Take a gander at our guy, Howard W. Campbell, Jr. It's fifteen years since the end of WWII, and Campbell is hanging out in a jail cell in Israel awaiting trial. The world thinks he's a Nazi, but he says nay. What's the real deal?
Well, if we take Campbell's word for it, he was a spy. This secret agent man says that he was hanging out in Germany only pretending to be a sleazy propagandist for the Third Reich. On the DL, he was delivering coded messages to the English-speaking world.
While in jail, Campbell occupies his time chatting with his guards and writing his memoirs. It's complicated, because Campbell isn't exactly comfortable with what he's done, and he admits to having fanned some pretty nasty beliefs in the fiery minds of those ready to be hateful and violent—you know, like Nazis and their sympathizers. On the flip side, he really enjoyed the creative parts of being a spy. It was great to be an actor on the big Nazi stage.
See, Campbell was originally a playwright. He's also married to a hot actress. Basically, he's a big ham, and as a sleazy radio host in Nazi Germany, he gets to be "onstage." Nowadays, people just go on reality TV, but back then, you apparently had to turn to more desperate measures.
The bulk of the narrative jump, jump, jumps around. Basically, we get flashbacks, memories, and seemingly random segues to fill in the gaps for us. As Campbell remembers his life, he has a series of revelations about it. And what is revealed is that everything has been a disappointment.
For disappointments one through infinity, read on.
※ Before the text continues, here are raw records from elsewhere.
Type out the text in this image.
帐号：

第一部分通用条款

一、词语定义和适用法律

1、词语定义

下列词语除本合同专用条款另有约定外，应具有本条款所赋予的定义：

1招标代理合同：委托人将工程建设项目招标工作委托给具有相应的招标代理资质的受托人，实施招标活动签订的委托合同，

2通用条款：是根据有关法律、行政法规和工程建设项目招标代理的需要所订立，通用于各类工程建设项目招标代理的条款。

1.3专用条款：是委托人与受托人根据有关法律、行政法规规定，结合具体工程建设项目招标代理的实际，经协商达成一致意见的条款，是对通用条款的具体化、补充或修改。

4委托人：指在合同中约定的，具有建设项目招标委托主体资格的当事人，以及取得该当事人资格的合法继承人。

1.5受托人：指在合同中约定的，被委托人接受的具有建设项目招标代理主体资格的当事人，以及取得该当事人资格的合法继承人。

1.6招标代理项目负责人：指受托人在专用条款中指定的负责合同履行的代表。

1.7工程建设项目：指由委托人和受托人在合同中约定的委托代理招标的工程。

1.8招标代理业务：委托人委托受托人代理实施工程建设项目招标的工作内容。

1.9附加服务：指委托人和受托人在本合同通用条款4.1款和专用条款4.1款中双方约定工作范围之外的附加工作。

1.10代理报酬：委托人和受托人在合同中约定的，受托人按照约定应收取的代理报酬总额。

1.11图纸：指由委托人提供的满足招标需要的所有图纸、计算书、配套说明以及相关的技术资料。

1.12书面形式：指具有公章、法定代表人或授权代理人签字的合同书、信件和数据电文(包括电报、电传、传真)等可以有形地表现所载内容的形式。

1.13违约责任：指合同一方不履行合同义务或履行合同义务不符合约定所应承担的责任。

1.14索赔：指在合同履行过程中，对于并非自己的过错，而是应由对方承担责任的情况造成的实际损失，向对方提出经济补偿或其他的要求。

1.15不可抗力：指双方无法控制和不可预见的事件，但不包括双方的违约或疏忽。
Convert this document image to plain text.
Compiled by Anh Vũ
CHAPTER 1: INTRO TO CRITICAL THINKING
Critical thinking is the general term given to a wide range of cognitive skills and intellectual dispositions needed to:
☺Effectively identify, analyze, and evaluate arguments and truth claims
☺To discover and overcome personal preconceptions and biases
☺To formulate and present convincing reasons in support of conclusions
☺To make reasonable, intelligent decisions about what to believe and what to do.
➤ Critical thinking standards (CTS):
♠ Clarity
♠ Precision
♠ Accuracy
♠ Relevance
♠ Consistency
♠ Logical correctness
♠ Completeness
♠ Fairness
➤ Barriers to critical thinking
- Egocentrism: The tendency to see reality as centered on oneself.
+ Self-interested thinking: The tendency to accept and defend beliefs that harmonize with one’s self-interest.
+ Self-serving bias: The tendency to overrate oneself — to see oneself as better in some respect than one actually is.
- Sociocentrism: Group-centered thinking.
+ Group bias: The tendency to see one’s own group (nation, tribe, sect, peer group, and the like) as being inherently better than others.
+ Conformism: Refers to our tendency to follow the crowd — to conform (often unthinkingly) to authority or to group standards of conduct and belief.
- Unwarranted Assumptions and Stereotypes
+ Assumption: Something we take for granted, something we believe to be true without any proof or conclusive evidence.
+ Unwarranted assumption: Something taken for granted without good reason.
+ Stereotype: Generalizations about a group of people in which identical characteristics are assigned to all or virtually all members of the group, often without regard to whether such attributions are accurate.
Campbell thinks he can hide in New York City after the war. But his BFF Kraft, who's really a Soviet spy, leaks his whereabouts to a white-supremacist newspaper. The leader of this newspaper reunites Campbell with his long-lost wife, Helga. Campbell and Helga have a steamy night getting reacquainted.
But then there's a twist: Helga's not Helga. She's her little sister Resi.
Insert screamy-face emoji.
At first Campbell is freaked out: he's been sleeping with his wife's little sister, who's just been pretending to be his wife. Ew? Like, really? But then Campbell figures, Meh, good enough. There's just one problem: Resi is also a Soviet spy, and she and Kraft are trying to get Campbell to Moscow for their own political ends.
Campbell's Blue Fairy Godmother (that's Colonel Wirtanen, the dude who recruited Campbell as a U.S. spy) tells him about Kraft and Resi's secret plans. Campbell goes back to the basement bunker he's hiding in with Kraft, Resi, and a handful of Nazi sympathizers, even though Wirtanen has told him the building is about to get raided by the police.
They're raided by the police.
Kraft and the boys get arrested, Resi kills herself with a cyanide pill, and Campbell gets released (spy privileges). He feels empty inside. He walks back to his apartment, where a guy named O'Hare is waiting for him. O'Hare doesn't know that Campbell was a spy; he thinks Campbell was a total traitor, and he's ready to rumble for patriotism. Too bad he's drunk and unarmed: Campbell breaks his arm with fire-tongs, and that's the end of that.
There's only one thing left for Campbell to do: turn himself in to Israel. Why? We never know for sure. Campbell does seem to feel guilty about what he's done. He's also probably kind of sick of running all the time.
Anyway, the narrative swings back around, and we find ourselves once more thinking, along with Campbell, about the impending trial. Campbell's goose seems to be nearly cooked, since only Wirtanen knows he was a spy, and that's supposed to remain a secret. But at the last minute, Wirtanen breaks the rules and writes a letter clearing Campbell's name.
Campbell is a free man again. He decides to kill himself.
And, yeah, seriously—that's the end.